Global bond yields remain anchored to low levels, on the back of weak economic data and central bank QE programs, which have continued to help restore liquidity in bond markets. With further rate cuts in Australia and the US effectively limited by the zero lower bound, balance sheet expansion is now playing its part. The Fed’s balance sheet was sitting at just over US$4tn at the start of March, and in the space of seven weeks this has expanded by roughly US$2.5tn to over US$6.6tn. Similarly in Australia, the RBA’s balance sheet has increased from about $180bn to $260bn.
In credit markets, investors were buoyed by the Federal Reserve effectively acting as a backstop for US corporate debt. Global spreads tightened through the month both in high yield and investment grade credit, while Australian investment grade spreads remained steady.

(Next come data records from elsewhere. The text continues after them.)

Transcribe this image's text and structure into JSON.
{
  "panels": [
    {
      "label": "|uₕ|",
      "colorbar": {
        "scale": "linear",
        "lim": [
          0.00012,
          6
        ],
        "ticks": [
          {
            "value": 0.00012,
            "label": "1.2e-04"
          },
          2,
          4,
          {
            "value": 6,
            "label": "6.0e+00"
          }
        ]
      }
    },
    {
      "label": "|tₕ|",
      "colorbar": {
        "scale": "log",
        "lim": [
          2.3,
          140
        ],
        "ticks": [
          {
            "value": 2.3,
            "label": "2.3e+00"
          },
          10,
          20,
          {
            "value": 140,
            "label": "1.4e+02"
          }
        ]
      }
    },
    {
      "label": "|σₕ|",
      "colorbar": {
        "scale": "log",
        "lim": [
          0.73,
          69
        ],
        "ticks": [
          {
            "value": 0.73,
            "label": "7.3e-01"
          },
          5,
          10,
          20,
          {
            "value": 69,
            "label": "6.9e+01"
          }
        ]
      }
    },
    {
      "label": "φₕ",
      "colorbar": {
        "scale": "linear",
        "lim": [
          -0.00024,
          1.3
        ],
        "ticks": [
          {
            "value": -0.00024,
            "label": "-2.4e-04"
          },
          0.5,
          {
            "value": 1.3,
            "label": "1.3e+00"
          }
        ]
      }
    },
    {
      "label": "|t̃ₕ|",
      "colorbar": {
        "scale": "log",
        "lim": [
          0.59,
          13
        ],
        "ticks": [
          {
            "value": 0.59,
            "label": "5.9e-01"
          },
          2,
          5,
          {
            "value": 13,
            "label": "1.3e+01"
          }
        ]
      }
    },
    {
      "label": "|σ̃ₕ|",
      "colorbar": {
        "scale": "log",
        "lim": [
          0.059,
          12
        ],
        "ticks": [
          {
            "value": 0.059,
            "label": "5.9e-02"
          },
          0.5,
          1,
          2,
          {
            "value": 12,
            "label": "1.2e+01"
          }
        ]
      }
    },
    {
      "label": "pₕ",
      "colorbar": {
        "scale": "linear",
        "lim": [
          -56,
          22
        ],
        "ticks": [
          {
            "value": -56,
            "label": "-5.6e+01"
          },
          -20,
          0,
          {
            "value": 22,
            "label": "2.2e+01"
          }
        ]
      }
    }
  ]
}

While shorter-term liquidity concerns have somewhat abated, medium-to-long-term solvency issues linger – issues which we do not believe are fully priced into markets.
We have used this as an opportunity to take some profit on our long duration trades. We reduced our duration by 0.25 years to 2.25 years at the fund level.
The Australian Dollar rebounded strongly during April as the rally in defensive currencies such as the USD and JPY stalled out.
While we took some profits on our FX positions in March as the AUD fell below US$0.60, we have since added back some FX exposure following the AUD’s rally back towards fair value. While we initially favoured the USD, we have since switched some of this exposure to JPY. USD remains our largest currency exposure, and we think shorter-term support remains strong, particularly in an environment of global uncertainty, but we also believe the upside over the longer term is limited by the lack of valuation support.